Today across Colorado, the last ballots are coming in to help determine who will serve on many of the state’s 178 local boards of education (some have no competitive races, and therefore no election). It may not be the most thorough or reliable way to bring about needed reforms, but opportunities exist for some positive changes to be made at the local level that promote parental choice, professional teaching and productive education spending. That a few dozen school board candidates came out last month to hear from my Education Policy Center friends gives me some small amount of hope.
Among the many topics covered at the September school board candidate briefings were examples of Colorado local K-12 innovation. Since 2005 the Education Policy Center has released a series of six papers in the “Innovative School District” series — including homages to Douglas County for its “home-grown teachers” waiver program, and to Delta County for its student-centered VISION program.
Well, believe it or not, school district-level innovation is by no means isolated to our own Centennial State. An article by my Education Policy Center friend Ben DeGrow published in the new November issue of School Reform News highlights the initiative of Michigan’s Oscoda Area Schools, which created its own performance-based teacher evaluation system without waiting for state agencies and officials to guide them along:
The district partnered with an in-state software company to tailor a computer program that manages and processes the essential evaluation data quickly. This helps administrators spend more time mentoring teachers and less time filling out and duplicating paperwork, [then-Oscoda superintendent Christine] Beardsley said.
Other districts have shown interest in the customizable software, for which Oscoda owns the copyright. This could generate a stream of new revenue for the district.

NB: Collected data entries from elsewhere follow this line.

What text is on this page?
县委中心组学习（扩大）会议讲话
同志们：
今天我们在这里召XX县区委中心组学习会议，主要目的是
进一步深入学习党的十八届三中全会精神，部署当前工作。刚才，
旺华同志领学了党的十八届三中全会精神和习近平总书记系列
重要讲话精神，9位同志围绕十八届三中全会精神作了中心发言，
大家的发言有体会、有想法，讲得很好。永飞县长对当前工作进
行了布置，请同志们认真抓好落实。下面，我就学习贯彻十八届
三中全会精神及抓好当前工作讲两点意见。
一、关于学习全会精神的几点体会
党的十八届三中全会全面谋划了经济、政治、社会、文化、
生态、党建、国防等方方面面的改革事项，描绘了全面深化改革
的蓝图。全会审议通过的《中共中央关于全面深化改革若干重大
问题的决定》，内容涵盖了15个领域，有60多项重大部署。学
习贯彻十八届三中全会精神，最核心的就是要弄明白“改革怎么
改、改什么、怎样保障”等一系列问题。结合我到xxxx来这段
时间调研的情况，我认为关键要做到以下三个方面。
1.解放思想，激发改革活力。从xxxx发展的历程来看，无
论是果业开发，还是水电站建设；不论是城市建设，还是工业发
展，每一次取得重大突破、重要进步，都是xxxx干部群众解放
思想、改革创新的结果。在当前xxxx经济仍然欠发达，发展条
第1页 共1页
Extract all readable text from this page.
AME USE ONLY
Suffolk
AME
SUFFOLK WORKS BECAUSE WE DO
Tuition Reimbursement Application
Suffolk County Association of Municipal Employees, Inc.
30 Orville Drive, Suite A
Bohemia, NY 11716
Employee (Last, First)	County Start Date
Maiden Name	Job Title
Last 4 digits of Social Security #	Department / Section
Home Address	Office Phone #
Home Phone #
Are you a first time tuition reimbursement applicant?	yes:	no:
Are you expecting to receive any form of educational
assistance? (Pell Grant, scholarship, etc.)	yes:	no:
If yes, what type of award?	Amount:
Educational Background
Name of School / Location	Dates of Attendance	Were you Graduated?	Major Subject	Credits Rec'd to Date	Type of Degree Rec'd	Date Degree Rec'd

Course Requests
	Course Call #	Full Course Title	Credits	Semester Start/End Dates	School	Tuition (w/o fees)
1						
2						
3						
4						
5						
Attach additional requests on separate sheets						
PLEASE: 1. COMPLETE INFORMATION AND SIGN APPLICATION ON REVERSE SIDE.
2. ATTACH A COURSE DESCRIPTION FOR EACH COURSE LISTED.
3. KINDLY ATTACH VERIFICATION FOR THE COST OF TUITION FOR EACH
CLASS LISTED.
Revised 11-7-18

Yes, a Michigan state legislature hungry for federal Race to the Top dollars passed a 2010 law requiring all school districts to incorporate student academic growth into professional teacher evaluations. Rather than wait until the last-minute deadline to comply, Oscoda seized the idea by meeting during the summer to craft its own locally-suitable program that incorporates the legislated state requirements. And now as other districts scramble to comply, Oscoda has the rights to a customizable data management software tool that it can share for a fee to generate revenue. Sounds kind of entrepreneurial, doesn’t it?
Hey, whether it’s Colorado or Michigan, good K-12 innovation is good K-12 innovation. News like the story from Oscoda is encouraging to see. If you want to learn more about what exactly the district did, I encourage you to check out a video created by my friends’ sister think tank, the Mackinac Center for Public Policy.
Exit thought: Here in Colorado, our state senate president is pushing ahead with an audit of “for-profit” online schools. Have to demonize anyone who happens to make money, you know. Setting aside for a moment the larger debate that could take place, should school districts that make money off innovative software tools be subject to audit, too?